У меня пересохло в горле от волнения, а Лерыч, удивительно, повёл себя совершенно необычно для такой ситуации. Его движения стали уверены, но очень спокойны, с лица исчез страх, уступив место холодному безличию, словно он наблюдал за каким-то миром по другую сторону толстого стекла… И тогда я понял, в чём дело: для доброй части людей подобное зрелище настолько необычно, что они престают воспринимать его как реальность, и воспринимают, как сюжет осознанного сна, когда, отбросив бессмысленный страх, человек просто смотрит на происходящее. То же произошло и с Лерычем. Эмоции перестали мучить его. Он спокойно подходил к лежанкам, и, подняв факел, освещал маску на лице покойного; слегка наклоняясь, он всматривался в черты лица, и шёл дальше. Он ничего не трогал и держался на деликатном расстоянии от умерших. Он был похож на монаха, совершающего службу над усопшими. У меня же, по прежнему, волосы шевелились на голове – я осознавал всю реальность того, что вижу. Так здесь было 65 лет назад, и так оставалось, и остаётся, до наших дней.
Ряд кроватей и лежанок закончился, а вместе с ним и пещера. Перед нами оказалось сразу три узких проёма, ведущих в трёх направлениях – прямо, чуть налево, и чуть направо. Теперь я убедился, что дальнейшего пути я, окончательно, не знаю. Наше положение в подземелье теперь уже очень сильно отличалось от того, что было по бумажной схеме. И я решил идти в правый проход. Идти левее означало ещё больше удаляться в ту сторону, где на схеме были обрывы ходов, то есть, в неизвестное. Мы вошли в правый проход. Он был узкий, и мы шли друг за другом.
Это что? Под ногами – большая истлевшая тряпка, похожая на одеяло. Мы перешагнули её, и свет факелов выхватил хаос из больших и мелких камней. Завал. Вот, наверное, здесь и ударила одна из многих бомб. А внизу, на камнях, лежало, невозможно понять, сколько, – то ли три, то ли четыре, скелета в остатках истлевшего обмундирования. Они лежали в разных позах, перемешавшись между собой. Боже, да что это такое! – мертвецы впереди, мертвецы позади! Среди костей мы увидели оружие – ржавые автоматы и боеприпасы. Это были не раненные, а здоровые бойцы. Они тоже погибли от газов.
– Пошли назад, Лерыч.
Лерыч горестно вздохнул, и мы, развернувшись, снова вышли в госпиталь.
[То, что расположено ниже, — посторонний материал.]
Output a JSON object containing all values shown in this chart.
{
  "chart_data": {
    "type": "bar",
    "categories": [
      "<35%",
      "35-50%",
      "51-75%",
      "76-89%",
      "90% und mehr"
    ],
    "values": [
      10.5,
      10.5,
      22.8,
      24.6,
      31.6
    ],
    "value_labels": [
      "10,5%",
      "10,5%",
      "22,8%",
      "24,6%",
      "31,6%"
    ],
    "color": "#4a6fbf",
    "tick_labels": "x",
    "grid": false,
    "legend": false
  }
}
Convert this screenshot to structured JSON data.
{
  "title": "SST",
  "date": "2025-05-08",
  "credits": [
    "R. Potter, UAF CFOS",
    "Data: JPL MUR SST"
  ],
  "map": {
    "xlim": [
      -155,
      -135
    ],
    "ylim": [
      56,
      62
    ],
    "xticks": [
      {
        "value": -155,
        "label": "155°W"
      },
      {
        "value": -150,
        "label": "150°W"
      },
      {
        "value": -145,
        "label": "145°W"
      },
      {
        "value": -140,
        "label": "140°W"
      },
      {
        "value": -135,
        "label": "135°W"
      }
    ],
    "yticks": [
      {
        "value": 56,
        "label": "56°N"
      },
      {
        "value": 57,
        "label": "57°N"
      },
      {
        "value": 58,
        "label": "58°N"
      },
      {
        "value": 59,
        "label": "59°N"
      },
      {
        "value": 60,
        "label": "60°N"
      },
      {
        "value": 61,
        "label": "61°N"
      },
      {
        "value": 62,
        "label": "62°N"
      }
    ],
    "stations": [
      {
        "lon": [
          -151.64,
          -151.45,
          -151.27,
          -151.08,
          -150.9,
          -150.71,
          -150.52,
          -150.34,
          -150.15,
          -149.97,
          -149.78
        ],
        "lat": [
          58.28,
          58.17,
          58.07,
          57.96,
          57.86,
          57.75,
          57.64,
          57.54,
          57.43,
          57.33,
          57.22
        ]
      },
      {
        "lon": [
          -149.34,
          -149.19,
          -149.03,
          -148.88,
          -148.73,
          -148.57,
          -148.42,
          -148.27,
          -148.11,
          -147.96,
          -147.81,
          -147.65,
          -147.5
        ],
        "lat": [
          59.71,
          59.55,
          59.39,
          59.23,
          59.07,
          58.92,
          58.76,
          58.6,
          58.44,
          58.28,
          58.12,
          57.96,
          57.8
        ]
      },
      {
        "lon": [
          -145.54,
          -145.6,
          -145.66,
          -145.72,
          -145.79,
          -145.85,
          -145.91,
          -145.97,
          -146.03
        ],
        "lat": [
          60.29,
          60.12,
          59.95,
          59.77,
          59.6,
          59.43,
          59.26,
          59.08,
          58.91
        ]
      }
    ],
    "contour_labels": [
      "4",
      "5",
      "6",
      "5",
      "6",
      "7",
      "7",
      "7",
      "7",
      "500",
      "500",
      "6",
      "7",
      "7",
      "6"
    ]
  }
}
Здесь у Лерыча совался факел и погас. Пришлось зажигать последний, пока не погас и мой. Зажжение последнего факела придало нам прыти – если и он догорит, привидения, больные насморком, обступят нас со всех сторон. Мы сразу пошли в центральный проход. Он тянулся далеко, и вывел нас в просторные туннели. Кажется, мы снова попали в продольно-поперечный, чёткий, план. Здесь мы остановились в раздумьях. И я заметил, что пламя факела вытягивается от лёгкого сквозняка. Он тянулся с той стороны, куда нам подсказывало идти чутьё ориентира. И мы пошли. В одной руке факел, в другой – рогатка. Волосы на наших головах всё ещё стояли ёжиком, после похода по госпиталю-кладбищу.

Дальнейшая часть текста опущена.